Individuals with 2 or more episodes of vomiting in the 4 hours prior to arriving at the center and whose duration of vomiting symptoms was less than 36 hours were eligible for enrollment. Patients were excluded if they were pregnant, had recently undergone an abdominal surgery, had unhealthy alcohol or illicit drug use, had history of bariatric surgical procedures or bowel obstruction, had evidence of severe dehydration, or had serious medical comorbidities.

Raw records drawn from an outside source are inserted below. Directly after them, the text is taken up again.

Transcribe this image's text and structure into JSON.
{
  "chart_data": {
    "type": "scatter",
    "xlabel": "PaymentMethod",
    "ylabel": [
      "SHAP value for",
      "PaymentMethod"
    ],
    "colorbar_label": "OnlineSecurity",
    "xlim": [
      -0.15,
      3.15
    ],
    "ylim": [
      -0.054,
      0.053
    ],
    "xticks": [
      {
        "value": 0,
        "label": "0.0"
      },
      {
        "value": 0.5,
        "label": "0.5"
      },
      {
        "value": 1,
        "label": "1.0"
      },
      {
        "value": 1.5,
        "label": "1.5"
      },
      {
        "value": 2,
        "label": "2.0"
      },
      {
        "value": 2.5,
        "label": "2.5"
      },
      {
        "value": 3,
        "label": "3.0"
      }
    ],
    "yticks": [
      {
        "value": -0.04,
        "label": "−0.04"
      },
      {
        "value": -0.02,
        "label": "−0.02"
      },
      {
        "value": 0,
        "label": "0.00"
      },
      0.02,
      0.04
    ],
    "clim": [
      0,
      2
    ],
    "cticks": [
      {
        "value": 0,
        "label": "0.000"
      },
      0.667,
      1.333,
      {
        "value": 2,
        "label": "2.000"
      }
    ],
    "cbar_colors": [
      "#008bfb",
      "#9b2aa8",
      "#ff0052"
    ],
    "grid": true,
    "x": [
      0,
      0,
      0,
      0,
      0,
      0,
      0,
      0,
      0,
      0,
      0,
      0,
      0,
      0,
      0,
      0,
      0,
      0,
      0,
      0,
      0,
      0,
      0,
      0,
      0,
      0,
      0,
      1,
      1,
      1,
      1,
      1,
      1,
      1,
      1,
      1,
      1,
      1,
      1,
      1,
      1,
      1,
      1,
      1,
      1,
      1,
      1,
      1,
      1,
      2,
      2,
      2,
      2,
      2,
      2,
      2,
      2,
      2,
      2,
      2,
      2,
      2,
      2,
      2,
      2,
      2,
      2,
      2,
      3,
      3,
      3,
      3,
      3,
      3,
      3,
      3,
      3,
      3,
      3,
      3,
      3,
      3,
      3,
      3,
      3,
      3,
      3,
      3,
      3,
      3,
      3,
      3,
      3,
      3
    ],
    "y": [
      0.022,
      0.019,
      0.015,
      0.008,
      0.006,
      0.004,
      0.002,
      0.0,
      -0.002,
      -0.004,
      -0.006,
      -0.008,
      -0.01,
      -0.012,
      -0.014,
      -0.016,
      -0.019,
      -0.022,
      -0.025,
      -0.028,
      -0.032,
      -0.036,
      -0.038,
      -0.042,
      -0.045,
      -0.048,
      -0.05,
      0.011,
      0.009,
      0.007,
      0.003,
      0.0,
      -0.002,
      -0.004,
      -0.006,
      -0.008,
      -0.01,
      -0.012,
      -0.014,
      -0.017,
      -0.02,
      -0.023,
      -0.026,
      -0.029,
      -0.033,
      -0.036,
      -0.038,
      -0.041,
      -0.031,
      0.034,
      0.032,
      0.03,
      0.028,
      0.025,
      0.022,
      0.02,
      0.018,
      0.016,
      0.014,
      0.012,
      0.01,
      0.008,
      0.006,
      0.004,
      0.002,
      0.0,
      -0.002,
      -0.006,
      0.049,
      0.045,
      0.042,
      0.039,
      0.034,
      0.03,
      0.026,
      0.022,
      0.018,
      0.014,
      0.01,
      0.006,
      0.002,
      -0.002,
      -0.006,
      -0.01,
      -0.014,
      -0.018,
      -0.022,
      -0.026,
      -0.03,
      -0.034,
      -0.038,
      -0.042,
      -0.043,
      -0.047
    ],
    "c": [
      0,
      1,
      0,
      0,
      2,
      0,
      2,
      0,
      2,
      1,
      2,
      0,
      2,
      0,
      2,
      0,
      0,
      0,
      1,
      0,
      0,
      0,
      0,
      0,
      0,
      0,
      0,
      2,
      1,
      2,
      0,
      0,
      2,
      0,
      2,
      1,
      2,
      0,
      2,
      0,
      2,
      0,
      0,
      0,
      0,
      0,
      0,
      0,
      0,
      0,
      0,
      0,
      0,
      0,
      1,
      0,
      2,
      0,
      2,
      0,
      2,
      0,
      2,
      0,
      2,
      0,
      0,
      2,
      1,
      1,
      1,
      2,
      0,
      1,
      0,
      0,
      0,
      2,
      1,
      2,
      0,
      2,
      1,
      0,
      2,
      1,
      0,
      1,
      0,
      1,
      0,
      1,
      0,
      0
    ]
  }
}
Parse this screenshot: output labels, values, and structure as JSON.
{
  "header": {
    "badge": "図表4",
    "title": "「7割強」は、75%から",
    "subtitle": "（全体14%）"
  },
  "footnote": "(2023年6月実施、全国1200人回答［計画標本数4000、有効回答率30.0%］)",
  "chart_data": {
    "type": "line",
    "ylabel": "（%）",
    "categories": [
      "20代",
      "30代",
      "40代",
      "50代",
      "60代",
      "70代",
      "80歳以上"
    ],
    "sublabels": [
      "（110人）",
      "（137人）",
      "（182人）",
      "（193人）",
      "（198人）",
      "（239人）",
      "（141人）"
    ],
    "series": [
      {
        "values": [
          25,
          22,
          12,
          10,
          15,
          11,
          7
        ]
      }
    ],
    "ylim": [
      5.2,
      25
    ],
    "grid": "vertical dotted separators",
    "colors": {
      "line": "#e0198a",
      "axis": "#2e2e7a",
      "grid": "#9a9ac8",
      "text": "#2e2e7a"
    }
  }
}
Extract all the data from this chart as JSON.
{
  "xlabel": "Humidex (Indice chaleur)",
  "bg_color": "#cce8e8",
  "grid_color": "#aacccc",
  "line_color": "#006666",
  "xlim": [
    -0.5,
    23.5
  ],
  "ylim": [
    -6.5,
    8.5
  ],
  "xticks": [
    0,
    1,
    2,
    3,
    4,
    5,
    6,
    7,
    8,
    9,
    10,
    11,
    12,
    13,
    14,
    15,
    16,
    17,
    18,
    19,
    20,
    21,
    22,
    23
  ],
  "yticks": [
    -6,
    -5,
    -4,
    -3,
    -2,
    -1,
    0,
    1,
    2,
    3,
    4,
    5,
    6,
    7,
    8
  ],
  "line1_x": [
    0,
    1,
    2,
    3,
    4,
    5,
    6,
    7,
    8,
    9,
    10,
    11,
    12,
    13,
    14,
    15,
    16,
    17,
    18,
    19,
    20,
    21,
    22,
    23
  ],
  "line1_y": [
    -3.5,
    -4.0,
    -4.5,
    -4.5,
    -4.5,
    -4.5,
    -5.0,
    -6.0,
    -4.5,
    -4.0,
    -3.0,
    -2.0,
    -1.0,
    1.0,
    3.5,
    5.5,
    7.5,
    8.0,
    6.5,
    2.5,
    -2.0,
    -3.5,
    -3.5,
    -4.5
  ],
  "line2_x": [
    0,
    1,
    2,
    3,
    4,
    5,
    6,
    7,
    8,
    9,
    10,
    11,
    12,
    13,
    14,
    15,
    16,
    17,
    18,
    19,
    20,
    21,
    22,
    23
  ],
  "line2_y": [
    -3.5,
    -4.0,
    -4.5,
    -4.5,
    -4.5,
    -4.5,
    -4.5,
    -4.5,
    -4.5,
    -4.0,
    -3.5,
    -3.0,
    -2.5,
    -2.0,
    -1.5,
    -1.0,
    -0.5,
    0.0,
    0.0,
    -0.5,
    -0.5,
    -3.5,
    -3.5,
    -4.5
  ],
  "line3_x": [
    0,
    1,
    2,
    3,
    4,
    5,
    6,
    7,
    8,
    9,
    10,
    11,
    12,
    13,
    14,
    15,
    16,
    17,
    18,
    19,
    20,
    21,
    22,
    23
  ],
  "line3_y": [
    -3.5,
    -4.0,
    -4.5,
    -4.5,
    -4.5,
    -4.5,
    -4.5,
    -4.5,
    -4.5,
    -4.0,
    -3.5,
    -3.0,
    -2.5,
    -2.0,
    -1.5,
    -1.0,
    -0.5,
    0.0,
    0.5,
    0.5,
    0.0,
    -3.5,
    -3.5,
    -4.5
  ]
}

Patients were evaluated on their nausea symptoms using a 5-point Likert numeric rating scale. The primary outcome was frequency of treatment success at 24 hours after study tablet administration. The study population included all patients who were administered a tablet regardless of whether the tablet was vomited soon after.
A total of 330 patients were randomized, with 321 included in final analysis. The mean age of patients was 29 years, and 195 participants were women. At enrollment, 192 patients were randomized to the bimodal release ondansetron group and 129 patients were randomized to the placebo group.
Adolescents younger than 18 years made up 8% of participants, with 26 patients total. All patients, excluding 5 in the bimodal release group and 2 in the placebo group, had a final diagnosis of acute gastroenteritis. Patients in the bimodal release group reported more severe nausea at the time of randomization than those in the placebo group, as 58 patients and 27 patients reported the highest severity on the Likert scale, respectively.
After modified intention-to-treat analysis, 126 treatment successes were observed in the bimodal release ondansetron group relative to 70 treatment successes in the placebo group. The absolute probability difference for treatment success was 11.4% and the proportion of treatment success was 21% higher for those in the bimodal release ondansetron group compared to those in the placebo group.
Patients whose treatment was successful were given 3 additional tablets on discharge and instructed to take 1 as needed every 24 hours, but most patients did not report taking additional doses, with only 20 of 196 discharged patients taking all 3 additional doses.
After 4 days, treatment remained successful for 114 of the bimodal release ondansetron group compared to 67 patients in the placebo group. Both groups saw 4 patients return to the emergency department for gastrointestinal symptoms within 4 days of initial dosing. Adverse events were not frequent and were similar to the previously known safety profile of ondansetron.
Study authors wrote that “giving oral rather than intravenous therapy in the acute care setting could result in more rapid treatment and disposition using lower acuity treatment areas in which fewer personnel and resources would be needed. Treatment with bimodal release ondansetron presents other outpatient treatment options, including urgent care centers or office and clinic settings, with ED visits reserved for those who fail treatment.”
They noted that the drug appeared to work quickly, and that benefits from the long acting component extended through the 24-hour window after tablet administration. If further study confirms these results, the drug may reduce the burdens like intravenous access and emergency department visits in treatment of acute gastroenteritis.